Éclairage exégétique généré par IA — sources patristiques, contexte historique et liturgique.
Jn 20, 11-18
La rencontre entre Jésus ressuscité et Marie Madeleine en Jn 20, 11-18 est l’un des récits les plus délicats et les plus théologiquement chargés du quatrième évangile. Jean, qui écrit probablement dans les années 90 ap. J.-C. au sein d’une communauté marquée par une profonde réflexion christologique, compose ici une scène de reconnaissance (anagnōrisis) dont la structure narrative rappelle les théophanies vétérotestamentaires et les scènes de rencontre au puits (Gn 29 ; Jn 4). Marie se tient « près du tombeau, au-dehors, tout en pleurs » (klaiousa) : le verbe klaiō (pleurer, se lamenter) revient quatre fois dans le passage, créant une tonalité de deuil qui contraste avec la joie pascale que le lecteur sait imminente. L’insistance sur les pleurs n’est pas ornementale : elle traduit l’expérience de l’absence de Dieu, le silence du Samedi Saint qui se prolonge pour ceux qui ne savent pas encore.

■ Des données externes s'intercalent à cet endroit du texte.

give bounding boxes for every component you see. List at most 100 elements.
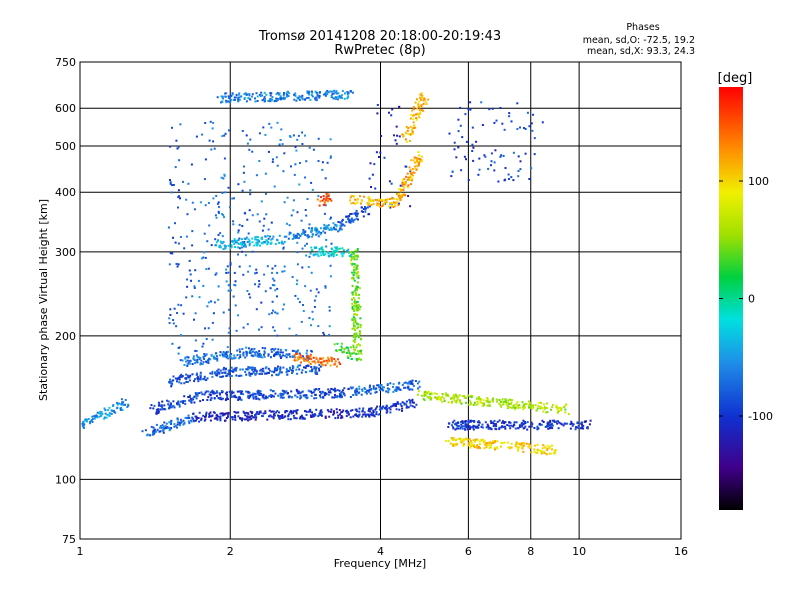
data-point xyxy=(249,98,252,101)
data-point xyxy=(219,351,222,354)
data-point xyxy=(198,392,201,395)
data-point xyxy=(236,349,239,352)
data-point xyxy=(387,390,390,393)
data-point xyxy=(250,354,253,357)
data-point xyxy=(518,425,521,428)
data-point xyxy=(270,410,273,413)
data-point xyxy=(169,252,172,255)
data-point xyxy=(211,372,214,375)
data-point xyxy=(289,355,292,358)
data-point xyxy=(476,425,479,428)
data-point xyxy=(238,357,241,360)
data-point xyxy=(229,206,231,209)
data-point xyxy=(469,427,471,430)
data-point xyxy=(286,90,289,93)
y-tick-label: 75 xyxy=(62,533,76,546)
data-point xyxy=(354,198,357,201)
data-point xyxy=(493,121,496,124)
data-point xyxy=(271,284,274,286)
data-point xyxy=(220,101,222,104)
data-point xyxy=(335,408,338,411)
data-point xyxy=(558,421,561,424)
data-point xyxy=(530,167,533,170)
data-point xyxy=(317,195,320,198)
data-point xyxy=(315,367,317,370)
data-point xyxy=(222,248,225,251)
data-point xyxy=(357,343,360,346)
data-point xyxy=(163,408,166,410)
data-point xyxy=(204,327,206,330)
data-point xyxy=(299,354,302,357)
data-point xyxy=(425,103,428,106)
data-point xyxy=(120,398,123,401)
data-point xyxy=(263,352,266,355)
data-point xyxy=(241,246,243,249)
data-point xyxy=(546,444,549,447)
data-point xyxy=(249,395,252,398)
data-point xyxy=(402,135,405,138)
data-point xyxy=(430,393,433,396)
data-point xyxy=(82,422,85,425)
data-point xyxy=(479,399,482,402)
data-point xyxy=(338,361,341,364)
data-point xyxy=(205,411,208,414)
data-point xyxy=(268,100,271,103)
data-point xyxy=(356,212,359,215)
data-point xyxy=(305,160,308,163)
data-point xyxy=(315,356,318,359)
data-point xyxy=(333,412,336,415)
data-point xyxy=(441,400,444,403)
data-point xyxy=(270,221,273,224)
data-point xyxy=(475,140,478,143)
data-point xyxy=(533,427,536,429)
data-point xyxy=(350,253,353,256)
data-point xyxy=(183,364,186,366)
data-point xyxy=(271,277,274,280)
data-point xyxy=(272,416,275,419)
data-point xyxy=(250,417,253,420)
data-point xyxy=(240,243,243,245)
data-point xyxy=(263,355,266,358)
data-point xyxy=(274,367,276,370)
data-point xyxy=(236,390,239,393)
data-point xyxy=(227,284,230,286)
data-point xyxy=(354,413,357,416)
data-point xyxy=(273,395,275,398)
data-point xyxy=(185,296,188,299)
data-point xyxy=(256,239,259,242)
data-point xyxy=(348,215,351,217)
data-point xyxy=(308,235,311,238)
data-point xyxy=(180,304,183,307)
data-point xyxy=(194,419,197,422)
data-point xyxy=(219,369,222,372)
data-point xyxy=(386,383,389,386)
data-point xyxy=(215,390,218,393)
data-point xyxy=(496,400,498,403)
data-point xyxy=(279,355,282,358)
data-point xyxy=(509,398,512,401)
data-point xyxy=(522,442,524,444)
data-point xyxy=(558,410,561,412)
data-point xyxy=(463,443,466,446)
data-point xyxy=(560,423,563,426)
data-point xyxy=(324,93,327,95)
data-point xyxy=(317,235,320,238)
data-point xyxy=(314,227,317,230)
data-point xyxy=(246,241,249,243)
data-point xyxy=(248,418,251,421)
data-point xyxy=(541,121,544,124)
data-point xyxy=(351,305,354,308)
data-point xyxy=(371,173,374,176)
data-point xyxy=(322,395,325,398)
data-point xyxy=(451,170,454,173)
data-point xyxy=(296,251,299,254)
data-point xyxy=(342,252,345,255)
data-point xyxy=(331,360,333,363)
data-point xyxy=(322,391,325,394)
data-point xyxy=(184,400,187,402)
data-point xyxy=(272,235,275,238)
data-point xyxy=(416,393,419,396)
data-point xyxy=(507,406,509,409)
data-point xyxy=(258,328,260,331)
data-point xyxy=(255,416,258,419)
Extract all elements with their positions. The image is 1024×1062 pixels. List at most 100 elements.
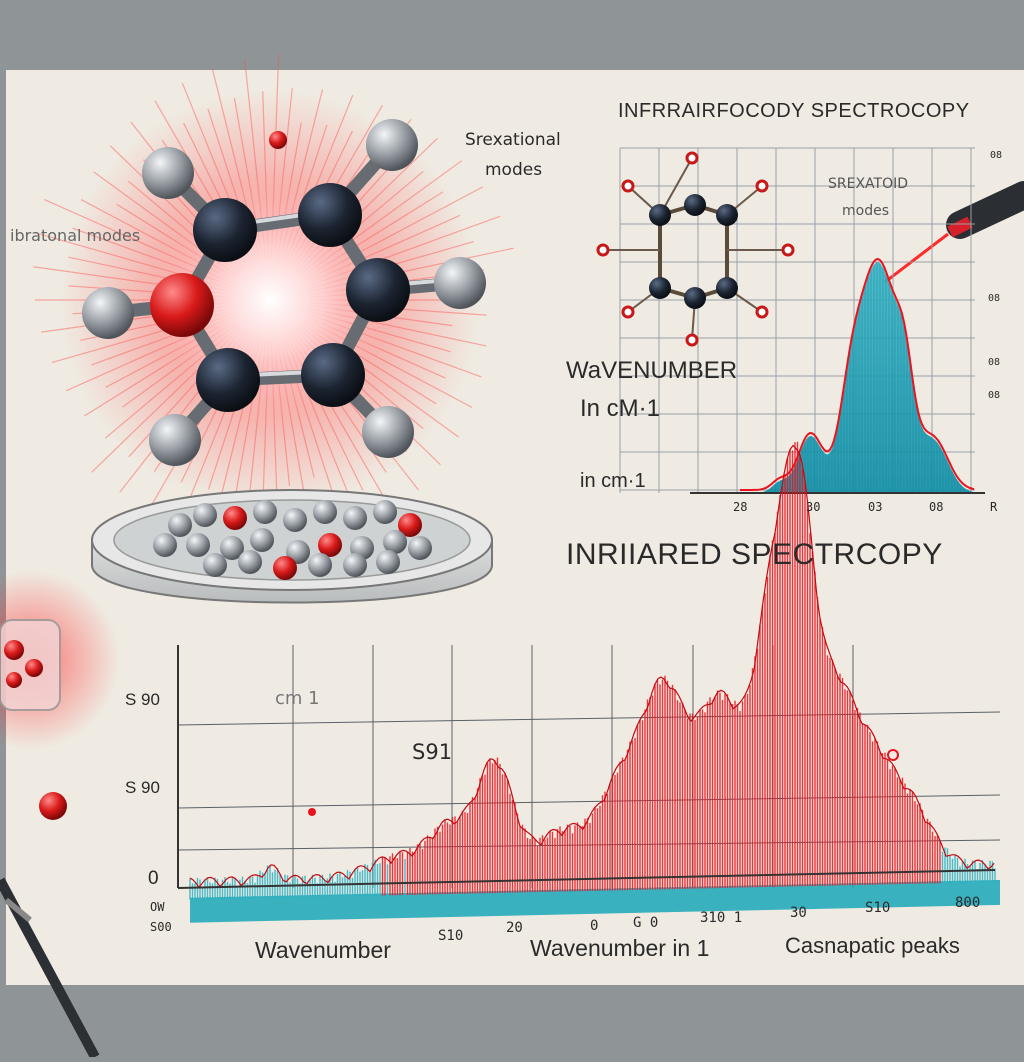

Les deux anges « vêtus de blanc, assis l’un à la tête et l’autre aux pieds, à l’endroit où avait reposé le corps de Jésus » constituent un tableau chargé de symbolisme. Plusieurs Pères ont vu dans cette disposition une image du propitiatoire (kapporet) de l’Arche d’Alliance, flanqué de deux chérubins (Ex 25, 18-20) : le lieu où reposait le corps de Jésus devient le nouveau propitiatoire, le lieu de l’expiation définitive (cf. Rm 3, 25 où Paul utilise précisément hilastērion, propitiatoire, pour désigner le Christ). Cyrille d’Alexandrie, dans son Commentaire sur l’Évangile de Jean (Livre XII), développe cette lecture : le tombeau vide, encadré par les anges, est le signe que le vrai sanctuaire n’est plus un lieu mais une personne, et que la présence de Dieu ne se cherche plus parmi les morts. La question des anges — « Femme, pourquoi pleures-tu ? » (ti klaieis ?) — n’est pas une demande d’information mais une interpellation théologique : les larmes n’ont plus de raison d’être là où la mort a été vaincue.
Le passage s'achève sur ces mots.